Following the findings of a committee set up by Niger State government to verify the certificate of the state civil servants, 25 staff of the state judiciary have been dismissed by the Judicial Service Commission (NJSC) for certificate forgery.
Similarly, a shariah court judge and his court registrar have been sacked by the commission for their alleged involvement in diversion of inheritance estate.
LEADERSHIP findings revealed that the shariah court judge and the registrar were alleged to have diverted the sum of N400million belonging to a popular family on which they were appointed as administrator.

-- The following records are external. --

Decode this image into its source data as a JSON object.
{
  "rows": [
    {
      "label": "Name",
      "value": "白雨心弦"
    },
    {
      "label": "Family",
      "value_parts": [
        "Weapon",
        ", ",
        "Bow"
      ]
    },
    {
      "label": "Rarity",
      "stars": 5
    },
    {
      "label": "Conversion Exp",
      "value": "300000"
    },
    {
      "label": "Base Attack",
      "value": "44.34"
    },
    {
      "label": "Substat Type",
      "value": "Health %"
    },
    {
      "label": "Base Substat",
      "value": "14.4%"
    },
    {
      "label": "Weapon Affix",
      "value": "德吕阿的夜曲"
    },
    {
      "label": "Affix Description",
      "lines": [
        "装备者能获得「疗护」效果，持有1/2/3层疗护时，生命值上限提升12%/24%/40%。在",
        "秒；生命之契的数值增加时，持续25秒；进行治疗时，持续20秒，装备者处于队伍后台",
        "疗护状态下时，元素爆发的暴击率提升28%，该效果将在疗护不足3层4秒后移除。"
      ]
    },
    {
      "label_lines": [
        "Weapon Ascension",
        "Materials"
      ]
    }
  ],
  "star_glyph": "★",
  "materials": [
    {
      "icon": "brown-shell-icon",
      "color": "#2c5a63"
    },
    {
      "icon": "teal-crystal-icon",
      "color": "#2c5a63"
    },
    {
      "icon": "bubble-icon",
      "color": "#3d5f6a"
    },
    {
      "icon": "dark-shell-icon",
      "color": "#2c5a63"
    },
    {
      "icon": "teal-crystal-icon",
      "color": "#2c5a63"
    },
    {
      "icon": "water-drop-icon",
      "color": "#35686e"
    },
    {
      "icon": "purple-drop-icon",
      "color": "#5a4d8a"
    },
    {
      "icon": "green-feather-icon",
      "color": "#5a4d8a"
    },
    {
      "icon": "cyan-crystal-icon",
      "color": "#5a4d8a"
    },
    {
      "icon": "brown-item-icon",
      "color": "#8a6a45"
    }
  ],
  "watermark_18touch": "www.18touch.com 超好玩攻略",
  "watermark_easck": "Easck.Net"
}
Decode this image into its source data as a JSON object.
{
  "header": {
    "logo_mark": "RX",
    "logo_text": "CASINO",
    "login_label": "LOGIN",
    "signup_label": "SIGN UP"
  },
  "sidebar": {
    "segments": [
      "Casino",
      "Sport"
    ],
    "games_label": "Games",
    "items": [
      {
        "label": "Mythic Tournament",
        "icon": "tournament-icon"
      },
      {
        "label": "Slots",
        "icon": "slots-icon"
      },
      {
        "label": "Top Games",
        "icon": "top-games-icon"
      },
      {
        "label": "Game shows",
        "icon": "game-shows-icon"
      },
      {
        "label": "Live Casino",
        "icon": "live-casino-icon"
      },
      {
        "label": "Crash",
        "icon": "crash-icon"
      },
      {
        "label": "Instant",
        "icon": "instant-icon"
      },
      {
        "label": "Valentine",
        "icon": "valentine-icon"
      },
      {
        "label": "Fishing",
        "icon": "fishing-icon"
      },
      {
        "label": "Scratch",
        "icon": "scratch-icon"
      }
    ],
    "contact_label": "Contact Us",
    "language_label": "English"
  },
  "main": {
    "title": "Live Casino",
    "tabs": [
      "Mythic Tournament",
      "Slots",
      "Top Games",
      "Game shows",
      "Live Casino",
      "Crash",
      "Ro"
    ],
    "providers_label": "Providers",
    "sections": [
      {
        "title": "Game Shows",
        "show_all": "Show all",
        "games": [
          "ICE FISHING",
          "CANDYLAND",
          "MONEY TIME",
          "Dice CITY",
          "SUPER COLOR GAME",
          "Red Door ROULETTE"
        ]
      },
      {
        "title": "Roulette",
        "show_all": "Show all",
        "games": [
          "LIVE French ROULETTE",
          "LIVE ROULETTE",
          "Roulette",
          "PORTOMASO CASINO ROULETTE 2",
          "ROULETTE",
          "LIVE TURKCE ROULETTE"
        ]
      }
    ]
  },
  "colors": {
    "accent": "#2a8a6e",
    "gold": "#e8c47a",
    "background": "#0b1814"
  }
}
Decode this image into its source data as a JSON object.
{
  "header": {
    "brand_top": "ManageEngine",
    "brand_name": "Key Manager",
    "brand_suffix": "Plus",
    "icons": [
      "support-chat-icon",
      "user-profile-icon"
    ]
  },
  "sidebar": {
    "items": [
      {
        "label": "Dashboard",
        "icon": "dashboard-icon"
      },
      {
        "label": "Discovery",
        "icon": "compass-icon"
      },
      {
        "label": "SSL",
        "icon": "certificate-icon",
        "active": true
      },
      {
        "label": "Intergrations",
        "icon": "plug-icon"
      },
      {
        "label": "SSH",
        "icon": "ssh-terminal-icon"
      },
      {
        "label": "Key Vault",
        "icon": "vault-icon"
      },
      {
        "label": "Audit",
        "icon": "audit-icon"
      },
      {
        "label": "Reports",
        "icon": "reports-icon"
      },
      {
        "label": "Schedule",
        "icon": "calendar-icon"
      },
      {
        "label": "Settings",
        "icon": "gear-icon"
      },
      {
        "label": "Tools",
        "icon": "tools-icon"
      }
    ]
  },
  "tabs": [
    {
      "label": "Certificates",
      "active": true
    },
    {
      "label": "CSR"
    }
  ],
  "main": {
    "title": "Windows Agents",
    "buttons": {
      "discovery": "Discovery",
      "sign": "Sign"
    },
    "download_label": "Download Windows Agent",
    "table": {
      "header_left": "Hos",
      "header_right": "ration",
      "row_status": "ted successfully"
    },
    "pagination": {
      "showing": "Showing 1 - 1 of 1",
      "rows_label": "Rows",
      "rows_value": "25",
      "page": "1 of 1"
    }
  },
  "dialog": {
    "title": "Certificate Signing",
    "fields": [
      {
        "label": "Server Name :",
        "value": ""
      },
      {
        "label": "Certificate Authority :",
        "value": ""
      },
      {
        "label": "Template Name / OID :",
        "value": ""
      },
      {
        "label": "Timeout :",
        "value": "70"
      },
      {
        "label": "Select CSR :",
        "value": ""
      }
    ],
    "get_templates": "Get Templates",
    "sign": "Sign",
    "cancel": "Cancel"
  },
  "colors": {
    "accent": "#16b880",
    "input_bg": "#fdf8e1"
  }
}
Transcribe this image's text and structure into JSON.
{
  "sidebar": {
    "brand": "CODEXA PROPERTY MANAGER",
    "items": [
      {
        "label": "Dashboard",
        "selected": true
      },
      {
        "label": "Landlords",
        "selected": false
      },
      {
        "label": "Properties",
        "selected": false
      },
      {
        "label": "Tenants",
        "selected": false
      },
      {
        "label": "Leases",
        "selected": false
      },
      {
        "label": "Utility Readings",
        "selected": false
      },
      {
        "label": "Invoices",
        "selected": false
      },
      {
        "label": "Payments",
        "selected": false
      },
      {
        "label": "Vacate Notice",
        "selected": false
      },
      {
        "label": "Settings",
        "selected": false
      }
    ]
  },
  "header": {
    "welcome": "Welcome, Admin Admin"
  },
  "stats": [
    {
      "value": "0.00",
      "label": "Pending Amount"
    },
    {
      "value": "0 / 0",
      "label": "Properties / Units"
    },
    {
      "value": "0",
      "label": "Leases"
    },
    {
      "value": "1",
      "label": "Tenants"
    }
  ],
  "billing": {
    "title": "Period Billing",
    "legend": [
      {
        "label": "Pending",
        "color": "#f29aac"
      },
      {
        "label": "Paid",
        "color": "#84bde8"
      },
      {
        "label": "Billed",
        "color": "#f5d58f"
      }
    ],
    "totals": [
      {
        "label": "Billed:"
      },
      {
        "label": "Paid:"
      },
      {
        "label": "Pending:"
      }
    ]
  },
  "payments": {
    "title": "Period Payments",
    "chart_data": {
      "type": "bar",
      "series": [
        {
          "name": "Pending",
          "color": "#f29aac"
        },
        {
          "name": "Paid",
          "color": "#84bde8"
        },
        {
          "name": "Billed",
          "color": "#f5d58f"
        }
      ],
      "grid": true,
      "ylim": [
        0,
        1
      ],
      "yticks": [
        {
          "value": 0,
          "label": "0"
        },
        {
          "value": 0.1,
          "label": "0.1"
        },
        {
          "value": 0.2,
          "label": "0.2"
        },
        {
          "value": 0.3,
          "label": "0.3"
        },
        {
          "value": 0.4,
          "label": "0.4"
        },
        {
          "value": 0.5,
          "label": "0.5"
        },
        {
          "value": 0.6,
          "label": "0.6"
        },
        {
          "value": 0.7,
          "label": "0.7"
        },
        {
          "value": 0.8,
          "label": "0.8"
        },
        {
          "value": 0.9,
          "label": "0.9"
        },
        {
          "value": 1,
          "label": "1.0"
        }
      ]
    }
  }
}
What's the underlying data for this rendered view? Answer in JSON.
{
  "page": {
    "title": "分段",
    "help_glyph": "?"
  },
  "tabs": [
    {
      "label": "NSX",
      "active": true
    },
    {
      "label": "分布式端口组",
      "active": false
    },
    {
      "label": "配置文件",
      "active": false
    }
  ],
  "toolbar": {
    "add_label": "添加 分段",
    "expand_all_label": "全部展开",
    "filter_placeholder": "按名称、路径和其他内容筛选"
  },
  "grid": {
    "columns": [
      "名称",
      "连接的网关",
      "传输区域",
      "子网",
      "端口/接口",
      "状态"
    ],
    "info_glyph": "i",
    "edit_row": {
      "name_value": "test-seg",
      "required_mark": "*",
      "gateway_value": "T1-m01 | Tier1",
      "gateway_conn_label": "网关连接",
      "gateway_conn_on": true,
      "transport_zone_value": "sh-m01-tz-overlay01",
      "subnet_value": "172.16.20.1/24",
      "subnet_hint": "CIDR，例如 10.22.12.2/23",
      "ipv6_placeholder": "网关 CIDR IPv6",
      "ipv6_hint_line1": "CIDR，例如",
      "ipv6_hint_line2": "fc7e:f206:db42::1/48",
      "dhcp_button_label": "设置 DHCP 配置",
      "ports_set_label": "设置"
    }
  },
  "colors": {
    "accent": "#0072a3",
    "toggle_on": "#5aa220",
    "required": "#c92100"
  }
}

It was learnt that the money was from the sales of the family’s estates in Abuja and Minna which was ordered to be sold by them through the court and the money was to be shared by the heirs of the deceased head of the family.
Confirming this to LEADERSHIP, the secretary of the commission, Abdulraman Ahmed Garafini said the family had petitioned against the sharia court judge and the registrar to the office of the Grand Khadi who forwarded same to the NJSC for determination and the duo were found wanting and dismissed.
He said upon the receipt of the petition, the commission wasted no time as it constituted a seven-man committee headed by Justice Balkisu Gambo Yusuf to investigate the allegations raised in the petition and the commission found them wanting.
On the staff of the judiciary involved in alleged certificate racketeering and forgery Garafini, disclosed that 25 staff were dismissed after the commission considered their case based on the findings of the state’s staff verification committee.
He said the Engineer Ibrahim Panti Committee on Staff Verification set up by Niger State governor Abubakar Sani Bello some time last year discovered that their certificates were forged and the committee recommended their dismissal from the service.
The secretary of the commission said the NJSC forwarded the certificates to the schools they claimed to have attended, “and it was discovered that the certificates were forged”.
It was learnt that those involved were mostly junior and intermediate staff supporting the various judicial works on whom the NJSC has control over.